Si calcola che in sette anni di conflitto Boko Haram abbia causato la morte di oltre 12 mila persone, mentre due milioni e mezzo sono state costrette a cercare riparo nel sud del paese o in altre nazioni. La crisi alimentare sta colpendo in particolare la regione del Borno, a nordest del paese, al confine con il Ciad.
La strada è ancora lunga
Alla Conferenza internazionale sull’Aids in corso a Durban, Medici senza frontiere chiede ai leader globali di implementare un piano d’azione per affrontare la grave mancanza di accesso al trattamento nei paesi dell’Africa occidentale e centrale, dove meno del 30% delle persone ha accesso alle cure. Vittoria Gherardi di Msf.
#NoBavaglioTurco
Oggi a Roma il flash mob sotto l’ambasciata della Turchia per richiamare l’attenzione sulle violazioni dei diritti civili e la demolizione dello stato di diritto ad Ankara, dopo il tentativo di colpo di stato fallito nei giorni scorsi. L’iniziativa è organizzata da Articolo 21, Usigrai e Federazione nazionale della stampa.
L’iniziativa ha l’obiettivo di chiedere la scarcerazione dei giudici e dei cronisti arrestati, per sollecitare le istituzioni comunitarie a fare la loro parte.
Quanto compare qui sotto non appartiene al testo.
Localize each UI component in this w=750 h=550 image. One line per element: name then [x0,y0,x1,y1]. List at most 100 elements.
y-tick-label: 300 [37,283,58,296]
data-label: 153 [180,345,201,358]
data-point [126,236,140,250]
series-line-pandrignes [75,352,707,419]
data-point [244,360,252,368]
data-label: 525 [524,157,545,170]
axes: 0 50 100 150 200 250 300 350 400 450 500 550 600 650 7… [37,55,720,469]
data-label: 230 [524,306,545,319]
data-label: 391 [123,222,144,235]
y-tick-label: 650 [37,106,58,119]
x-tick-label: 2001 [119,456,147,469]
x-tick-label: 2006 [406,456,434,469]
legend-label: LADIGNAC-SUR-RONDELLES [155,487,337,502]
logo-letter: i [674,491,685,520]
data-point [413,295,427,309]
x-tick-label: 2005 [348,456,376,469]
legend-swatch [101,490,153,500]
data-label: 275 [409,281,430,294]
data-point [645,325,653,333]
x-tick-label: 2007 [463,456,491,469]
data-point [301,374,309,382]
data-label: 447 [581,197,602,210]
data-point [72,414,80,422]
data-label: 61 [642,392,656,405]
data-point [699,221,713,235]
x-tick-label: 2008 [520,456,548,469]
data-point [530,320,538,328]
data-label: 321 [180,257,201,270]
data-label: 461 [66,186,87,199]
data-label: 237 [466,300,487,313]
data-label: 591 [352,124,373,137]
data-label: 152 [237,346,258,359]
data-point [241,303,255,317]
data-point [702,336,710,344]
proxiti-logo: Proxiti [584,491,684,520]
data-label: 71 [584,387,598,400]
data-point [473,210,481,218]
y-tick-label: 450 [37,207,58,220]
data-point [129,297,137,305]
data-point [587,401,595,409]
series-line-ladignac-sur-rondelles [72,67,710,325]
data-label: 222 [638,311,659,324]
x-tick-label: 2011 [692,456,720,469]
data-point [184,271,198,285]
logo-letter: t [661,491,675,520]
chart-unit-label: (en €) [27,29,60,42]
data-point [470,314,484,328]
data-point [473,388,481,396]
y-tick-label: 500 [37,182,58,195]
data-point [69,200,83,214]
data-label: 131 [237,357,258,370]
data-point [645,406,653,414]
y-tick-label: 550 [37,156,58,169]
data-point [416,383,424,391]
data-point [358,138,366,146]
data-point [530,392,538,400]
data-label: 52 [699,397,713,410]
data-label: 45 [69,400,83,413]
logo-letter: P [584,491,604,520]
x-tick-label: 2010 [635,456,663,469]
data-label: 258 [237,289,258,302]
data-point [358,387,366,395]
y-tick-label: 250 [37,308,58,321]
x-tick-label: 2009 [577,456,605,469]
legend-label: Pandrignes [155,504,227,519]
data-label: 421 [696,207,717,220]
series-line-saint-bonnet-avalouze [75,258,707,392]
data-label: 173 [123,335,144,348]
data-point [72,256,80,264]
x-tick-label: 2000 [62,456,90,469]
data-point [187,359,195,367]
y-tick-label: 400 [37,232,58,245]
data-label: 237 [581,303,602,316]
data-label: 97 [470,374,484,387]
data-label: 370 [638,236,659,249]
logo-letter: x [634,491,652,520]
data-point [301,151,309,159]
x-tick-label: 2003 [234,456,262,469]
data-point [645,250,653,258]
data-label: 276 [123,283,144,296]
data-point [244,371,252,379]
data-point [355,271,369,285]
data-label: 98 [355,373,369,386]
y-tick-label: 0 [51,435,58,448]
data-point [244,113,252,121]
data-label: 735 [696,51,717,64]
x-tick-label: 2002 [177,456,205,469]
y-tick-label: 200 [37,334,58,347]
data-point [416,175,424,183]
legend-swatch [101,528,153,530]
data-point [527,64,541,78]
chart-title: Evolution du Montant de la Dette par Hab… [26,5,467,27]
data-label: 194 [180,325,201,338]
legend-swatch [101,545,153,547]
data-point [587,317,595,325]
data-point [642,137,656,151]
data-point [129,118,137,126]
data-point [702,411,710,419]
Ma vuole anche essere un segnale verso i media, affinchè non si spengano i riflettori e si continui a dare voce e sostegno a chi continua ogni giorno a battersi per la tutela dei diritti umani e per il ripristino dell’ordinamento democratico,
Gli arresti arbitrari, le foto dei prigionieri denudati, la chiusura dei siti, la ripresa delle minacce verso gli ultimi media indipendenti, il ventilato ripristino della pena di morte non sono compatibili con la democrazia.
L’appuntamento è alle 14.30, in via Palestro, davanti alla sede dell’ambasciata turca.